Figures released earlier this month by the Cambodian Microfinance Association show non-performing loans rising from 1.75 percent at the end of the first quarter to 3.39 percent at the end of the second quarter.

Borrowers spoken to by the Post Friday confirmed the practice.

Pen Huch, 35, from Sdech Kong Khang Cheong commune in Kampot province's Banteay Meas district, said she had borrowed a total of $5,000 from three institutions - ACLEDA bank, MFI Amret and CHC Limited - with the intention of lending the money on at a higher rate of interest.

"Credit agents do not ask me what I will use the loan for, but they asked me if I have collateral," Pen Huch said.

A certificate recognising ownership of land could be bought from local authorities for 5,000 riels ($1.21), she said.

However, Pen Huch said she was cheated by the villagers she lent to and was now unable to repay the loan.

"Now I am completely in debt. I have sold my rice field to repay the debts, but it is still not enough."

She said she still owed $1,000 and alleged that the lenders were forcing her to sell her house to repay the debts or face court action.

Uk Chaim, 50, from the same commune, said she received six land ownership papers from the local authorities for her single piece of land and used them to borrow $4,000 from six creditors last year.

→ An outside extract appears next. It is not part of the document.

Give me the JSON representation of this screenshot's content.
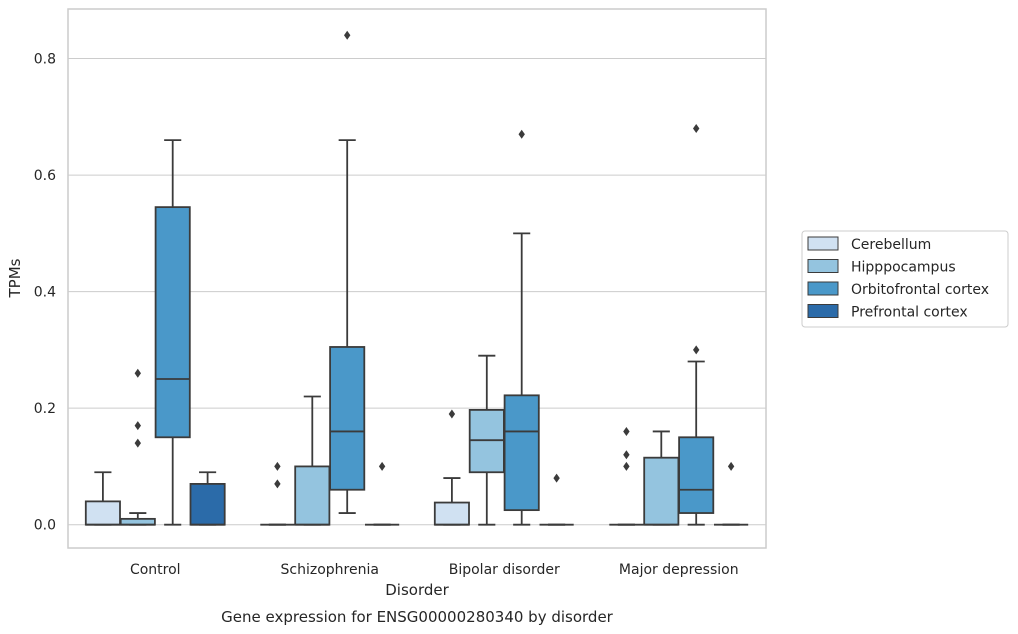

"I have sold my rice field to repay the debts, but now I still owe them about $1,000 and they are forcing me to sell my last property - the land where my house is - to repay the debts," she said.

"The future credit bureau will be definitely significant to prevent rates of NPL from going up," said Peter Sheerin, a credit bureau and risk management adviser at the International Finance Corporation (IFC), the private-sector financing arm of the World Bank.

The IFC has been providing technical support for 18 months but hopes the bureau could be established before 2011, he said. "Now, the major challenge is around having to change the law to provide a legislative framework to allow for the establishment of the credit bureau," Sheerin said, adding it would cost between $2 million and $3 million.

A priority on the legislative front is the creation of laws around handling confidential information, which Tal Nay Im said was critical to allow the bureau to keep track of the credit histories of borrowers.